Logical. Whether to perform dimension reduction with PCA before UMAP. Ignored when using useReducedDim. Default TRUE.

initialDims

Number of dimensions from PCA to use as input in UMAP. Default 25.

nNeighbors

The size of local neighborhood used for manifold approximation. Larger values result in more global views of the manifold, while smaller values result in more local data being preserved. Default 30. See calculateUMAP for more information.

nIterations

The number of iterations performed during layout optimization. Default is 200.

alpha

The initial value of "learning rate" of layout optimization. Default is 1.

minDist

The effective minimum distance between embedded points. Smaller values will result in a more clustered/clumped embedding where nearby points on the manifold are drawn closer together, while larger values will result on a more even dispersal of points. Default 0.01. See calculateUMAP for more information.

spread

The effective scale of embedded points. In combination with minDist, this determines how clustered/clumped the embedded points are. Default 1. See calculateUMAP for more information.

seed

Random seed for reproducibility of UMAP results. Default NULL will use global seed in use by the R environment.

verbose

Logical. Whether to print log messages.
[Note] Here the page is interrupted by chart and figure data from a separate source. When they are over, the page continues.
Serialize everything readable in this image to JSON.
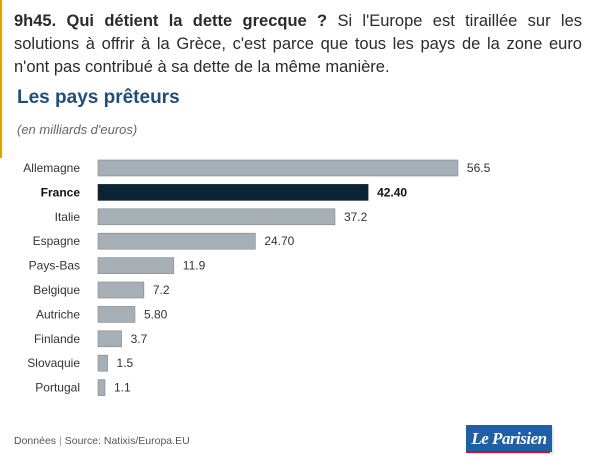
{
  "intro": {
    "lead": "9h45. Qui détient la dette grecque ?",
    "text": " Si l'Europe est tiraillée sur les solutions à offrir à la Grèce, c'est parce que tous les pays de la zone euro n'ont pas contribué à sa dette de la même manière."
  },
  "chart_data": {
    "type": "bar",
    "orientation": "horizontal",
    "title": "Les pays prêteurs",
    "subtitle": "(en milliards d'euros)",
    "categories": [
      "Allemagne",
      "France",
      "Italie",
      "Espagne",
      "Pays-Bas",
      "Belgique",
      "Autriche",
      "Finlande",
      "Slovaquie",
      "Portugal"
    ],
    "values": [
      56.5,
      42.4,
      37.2,
      24.7,
      11.9,
      7.2,
      5.8,
      3.7,
      1.5,
      1.1
    ],
    "value_labels": [
      "56.5",
      "42.40",
      "37.2",
      "24.70",
      "11.9",
      "7.2",
      "5.80",
      "3.7",
      "1.5",
      "1.1"
    ],
    "highlight_index": 1,
    "xlim": [
      0,
      60
    ],
    "grid": false,
    "colors": {
      "bar": "#a6afb6",
      "bar_border": "#7d868d",
      "highlight": "#0d2336"
    }
  },
  "footer": {
    "label": "Données",
    "separator": "|",
    "source": "Source: Natixis/Europa.EU"
  },
  "brand": {
    "name": "Le Parisien"
  }
}
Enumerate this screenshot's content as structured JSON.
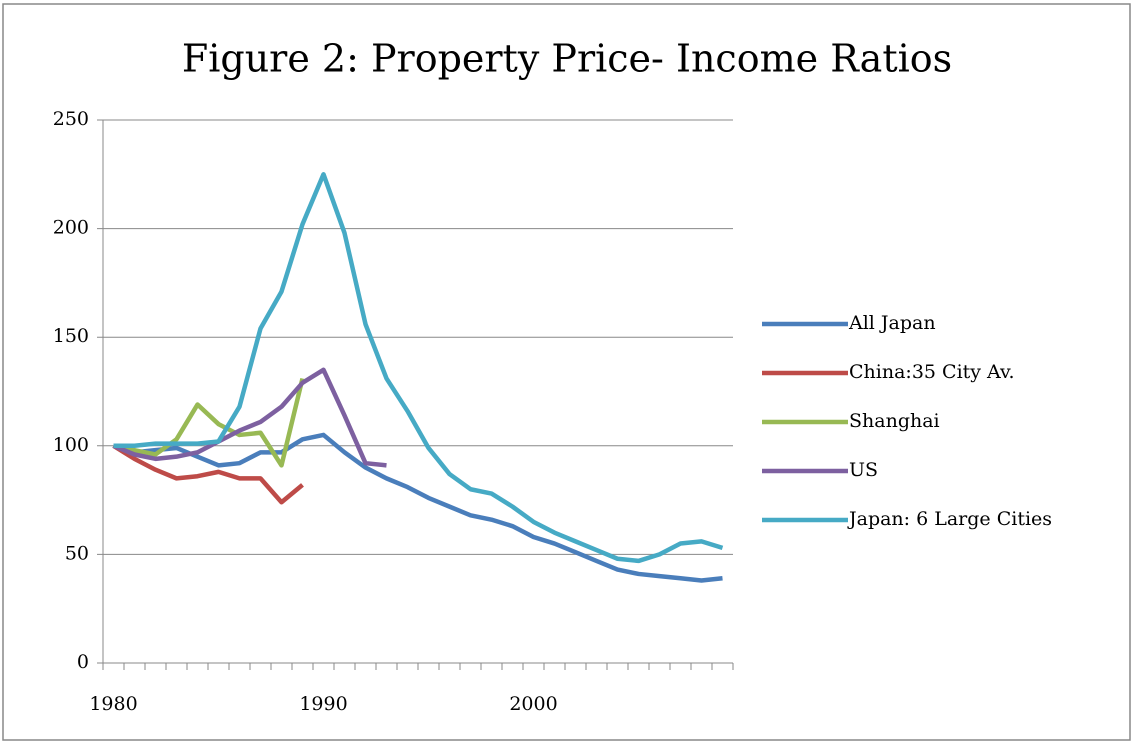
{
  "chart_data": {
    "type": "line",
    "title": "Figure 2: Property Price- Income Ratios",
    "categories": [
      "1980",
      null,
      null,
      null,
      null,
      null,
      null,
      null,
      null,
      null,
      "1990",
      null,
      null,
      null,
      null,
      null,
      null,
      null,
      null,
      null,
      "2000",
      null,
      null,
      null,
      null,
      null,
      null,
      null,
      null,
      null
    ],
    "series": [
      {
        "name": "All Japan",
        "color": "#4a7ebb",
        "values": [
          100,
          97,
          98,
          99,
          95,
          91,
          92,
          97,
          97,
          103,
          105,
          97,
          90,
          85,
          81,
          76,
          72,
          68,
          66,
          63,
          58,
          55,
          51,
          47,
          43,
          41,
          40,
          39,
          38,
          39
        ]
      },
      {
        "name": "China:35 City Av.",
        "color": "#be4b48",
        "values": [
          100,
          94,
          89,
          85,
          86,
          88,
          85,
          85,
          74,
          82,
          null,
          null,
          null,
          null,
          null,
          null,
          null,
          null,
          null,
          null,
          null,
          null,
          null,
          null,
          null,
          null,
          null,
          null,
          null,
          null
        ]
      },
      {
        "name": "Shanghai",
        "color": "#98b954",
        "values": [
          100,
          98,
          96,
          103,
          119,
          110,
          105,
          106,
          91,
          131,
          null,
          null,
          null,
          null,
          null,
          null,
          null,
          null,
          null,
          null,
          null,
          null,
          null,
          null,
          null,
          null,
          null,
          null,
          null,
          null
        ]
      },
      {
        "name": "US",
        "color": "#7d60a0",
        "values": [
          100,
          96,
          94,
          95,
          97,
          102,
          107,
          111,
          118,
          129,
          135,
          114,
          92,
          91,
          null,
          null,
          null,
          null,
          null,
          null,
          null,
          null,
          null,
          null,
          null,
          null,
          null,
          null,
          null,
          null
        ]
      },
      {
        "name": "Japan: 6 Large Cities",
        "color": "#46aac5",
        "values": [
          100,
          100,
          101,
          101,
          101,
          102,
          118,
          154,
          171,
          202,
          225,
          198,
          156,
          131,
          116,
          99,
          87,
          80,
          78,
          72,
          65,
          60,
          56,
          52,
          48,
          47,
          50,
          55,
          56,
          53
        ]
      }
    ],
    "ylim": [
      0,
      250
    ],
    "yticks": [
      0,
      50,
      100,
      150,
      200,
      250
    ],
    "grid": true,
    "legend": "right"
  }
}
Default TRUE.

BPPARAM

A BiocParallelParam object specifying whether the PCA should be parallelized.

...

Parameters passed to runUMAP

Value

A SingleCellExperiment object with UMAP computation updated in reducedDim(inSCE, reducedDimName).

Examples

data(scExample, package = "singleCellTK")
sce <- subsetSCECols(sce, colData = "type != 'EmptyDroplet'")
# Run from raw counts
sce <- runQuickUMAP(sce)
#> Sat Mar 18 10:31:36 2023 ... Computing Scater UMAP for sample 'pbmc_4k'.
#> Found more than one class "dist" in cache; using the first, from namespace 'BiocGenerics'
#> Also defined by ‘spam’
#> Found more than one class "dist" in cache; using the first, from namespace 'BiocGenerics'
#> Also defined by ‘spam’
#> Found more than one class "dist" in cache; using the first, from namespace 'BiocGenerics'
#> Also defined by ‘spam’
plotDimRed(sce, "UMAP")